The centre of the crisis

In the subsisting theory and praxis of Social Darwinism, party leaders and their supporters are justifiably locked in a battle for supremacy and survival in the APC that envisages neither Godwin Obaseki nor Godwin Obaseki in 2020. The office of the governor has the capacity to galvanize political and economic empowerment.  Someone who is catholic in governance and ecumenical in socio-economic and political accommodation of members of the opposition party is required to step in the saddle in 2020.

The task of healing Edo and emphasizing values that unite her is imperative.  A unity government in Edo state is inevitable. But Obaseki does not have the gravitas to galvanize statewide consensus for it. He has seemingly blown his first chance. Even within his party, he has offered to members the poisoned chalice of a divisive administration. For APC to win Edo State in 2020, all stakeholders- both at the national and the state levels – must ensure the emergence of a consensus candidate that enjoys statewide appeal. 

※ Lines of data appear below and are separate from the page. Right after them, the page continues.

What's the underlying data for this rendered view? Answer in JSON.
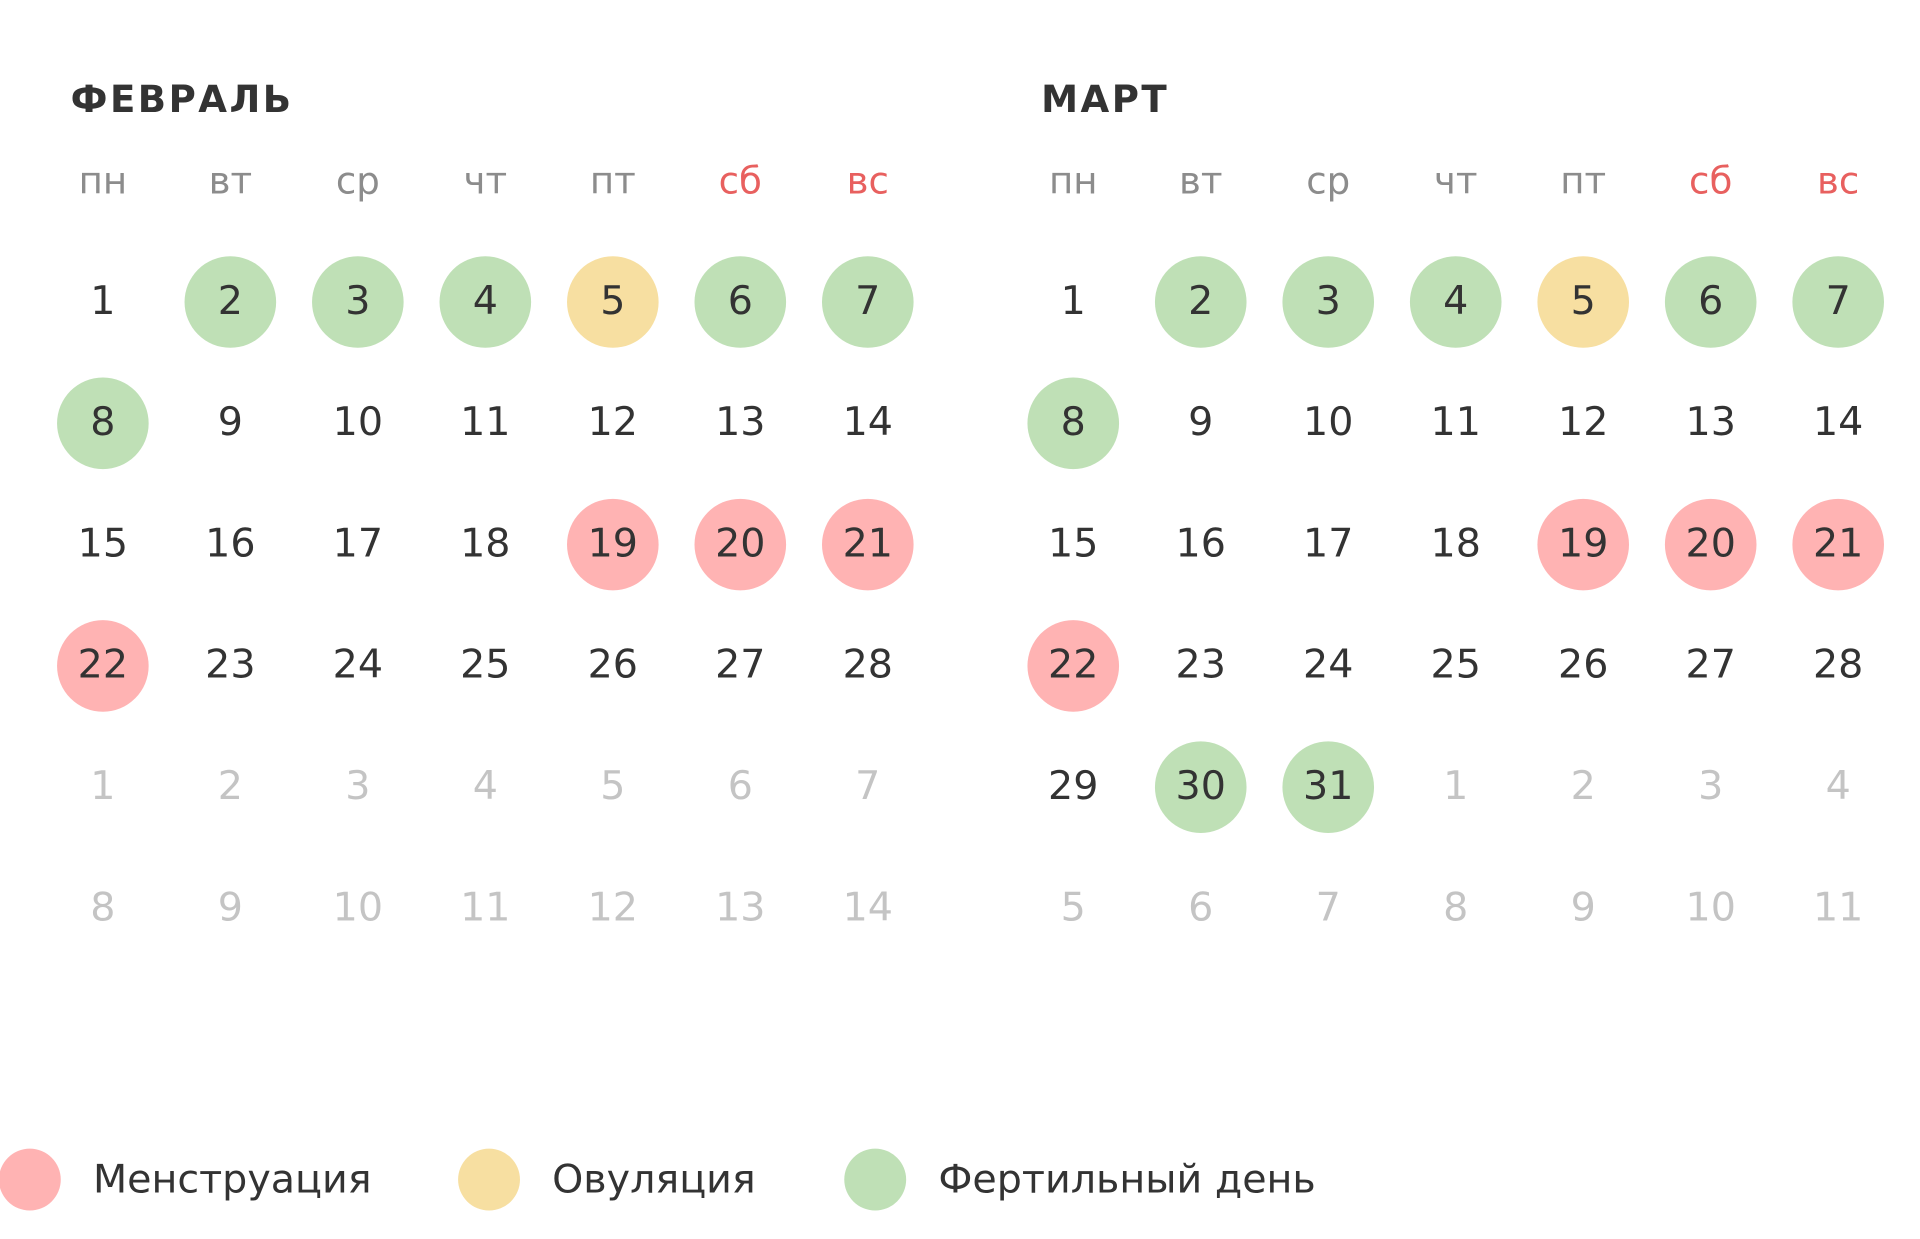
{
  "colors": {
    "text": "#333333",
    "muted": "#c4c4c4",
    "weekday": "#8c8c8c"
  },
  "months": [
    {
      "title": "ФЕВРАЛЬ",
      "weekdays": [
        "пн",
        "вт",
        "ср",
        "чт",
        "пт",
        {
          "label": "сб",
          "color": "#e8605f"
        },
        {
          "label": "вс",
          "color": "#e8605f"
        }
      ],
      "weeks": [
        [
          {
            "day": "1"
          },
          {
            "day": "2",
            "fill": "#bfe0b6"
          },
          {
            "day": "3",
            "fill": "#bfe0b6"
          },
          {
            "day": "4",
            "fill": "#bfe0b6"
          },
          {
            "day": "5",
            "fill": "#f7dfa1"
          },
          {
            "day": "6",
            "fill": "#bfe0b6"
          },
          {
            "day": "7",
            "fill": "#bfe0b6"
          }
        ],
        [
          {
            "day": "8",
            "fill": "#bfe0b6"
          },
          {
            "day": "9"
          },
          {
            "day": "10"
          },
          {
            "day": "11"
          },
          {
            "day": "12"
          },
          {
            "day": "13"
          },
          {
            "day": "14"
          }
        ],
        [
          {
            "day": "15"
          },
          {
            "day": "16"
          },
          {
            "day": "17"
          },
          {
            "day": "18"
          },
          {
            "day": "19",
            "fill": "#ffb3b3"
          },
          {
            "day": "20",
            "fill": "#ffb3b3"
          },
          {
            "day": "21",
            "fill": "#ffb3b3"
          }
        ],
        [
          {
            "day": "22",
            "fill": "#ffb3b3"
          },
          {
            "day": "23"
          },
          {
            "day": "24"
          },
          {
            "day": "25"
          },
          {
            "day": "26"
          },
          {
            "day": "27"
          },
          {
            "day": "28"
          }
        ],
        [
          {
            "day": "1",
            "muted": true
          },
          {
            "day": "2",
            "muted": true
          },
          {
            "day": "3",
            "muted": true
          },
          {
            "day": "4",
            "muted": true
          },
          {
            "day": "5",
            "muted": true
          },
          {
            "day": "6",
            "muted": true
          },
          {
            "day": "7",
            "muted": true
          }
        ],
        [
          {
            "day": "8",
            "muted": true
          },
          {
            "day": "9",
            "muted": true
          },
          {
            "day": "10",
            "muted": true
          },
          {
            "day": "11",
            "muted": true
          },
          {
            "day": "12",
            "muted": true
          },
          {
            "day": "13",
            "muted": true
          },
          {
            "day": "14",
            "muted": true
          }
        ]
      ]
    },
    {
      "title": "МАРТ",
      "weekdays": [
        "пн",
        "вт",
        "ср",
        "чт",
        "пт",
        {
          "label": "сб",
          "color": "#e8605f"
        },
        {
          "label": "вс",
          "color": "#e8605f"
        }
      ],
      "weeks": [
        [
          {
            "day": "1"
          },
          {
            "day": "2",
            "fill": "#bfe0b6"
          },
          {
            "day": "3",
            "fill": "#bfe0b6"
          },
          {
            "day": "4",
            "fill": "#bfe0b6"
          },
          {
            "day": "5",
            "fill": "#f7dfa1"
          },
          {
            "day": "6",
            "fill": "#bfe0b6"
          },
          {
            "day": "7",
            "fill": "#bfe0b6"
          }
        ],
        [
          {
            "day": "8",
            "fill": "#bfe0b6"
          },
          {
            "day": "9"
          },
          {
            "day": "10"
          },
          {
            "day": "11"
          },
          {
            "day": "12"
          },
          {
            "day": "13"
          },
          {
            "day": "14"
          }
        ],
        [
          {
            "day": "15"
          },
          {
            "day": "16"
          },
          {
            "day": "17"
          },
          {
            "day": "18"
          },
          {
            "day": "19",
            "fill": "#ffb3b3"
          },
          {
            "day": "20",
            "fill": "#ffb3b3"
          },
          {
            "day": "21",
            "fill": "#ffb3b3"
          }
        ],
        [
          {
            "day": "22",
            "fill": "#ffb3b3"
          },
          {
            "day": "23"
          },
          {
            "day": "24"
          },
          {
            "day": "25"
          },
          {
            "day": "26"
          },
          {
            "day": "27"
          },
          {
            "day": "28"
          }
        ],
        [
          {
            "day": "29"
          },
          {
            "day": "30",
            "fill": "#bfe0b6"
          },
          {
            "day": "31",
            "fill": "#bfe0b6"
          },
          {
            "day": "1",
            "muted": true
          },
          {
            "day": "2",
            "muted": true
          },
          {
            "day": "3",
            "muted": true
          },
          {
            "day": "4",
            "muted": true
          }
        ],
        [
          {
            "day": "5",
            "muted": true
          },
          {
            "day": "6",
            "muted": true
          },
          {
            "day": "7",
            "muted": true
          },
          {
            "day": "8",
            "muted": true
          },
          {
            "day": "9",
            "muted": true
          },
          {
            "day": "10",
            "muted": true
          },
          {
            "day": "11",
            "muted": true
          }
        ]
      ]
    }
  ],
  "legend": [
    {
      "label": "Менструация",
      "color": "#ffb3b3"
    },
    {
      "label": "Овуляция",
      "color": "#f7dfa1"
    },
    {
      "label": "Фертильный день",
      "color": "#bfe0b6"
    }
  ]
}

Indeed, such candidate must also enjoy validation by the entire political elite such that other parties could either seamlessly adopt him as their official candidate or merely sponsor pretenders as contenders in a predetermined one-horse race. It does not matter the senatorial zone where the candidate comes from as long as he is able to rouse a rare episodic acceptance of his essential persona as the poster boy of government of unity in the state.    

In the circumstance of the escalating tension in the APC and to forestall a potential collateral damage, Obaseki must be prevailed upon to bury his second term aspiration for peace to prevail in the APC. The APC’s platform can then be lent to the promotion of the candidature of a carefully-selected person who enjoys statewide acceptance as well as approbation across party lines.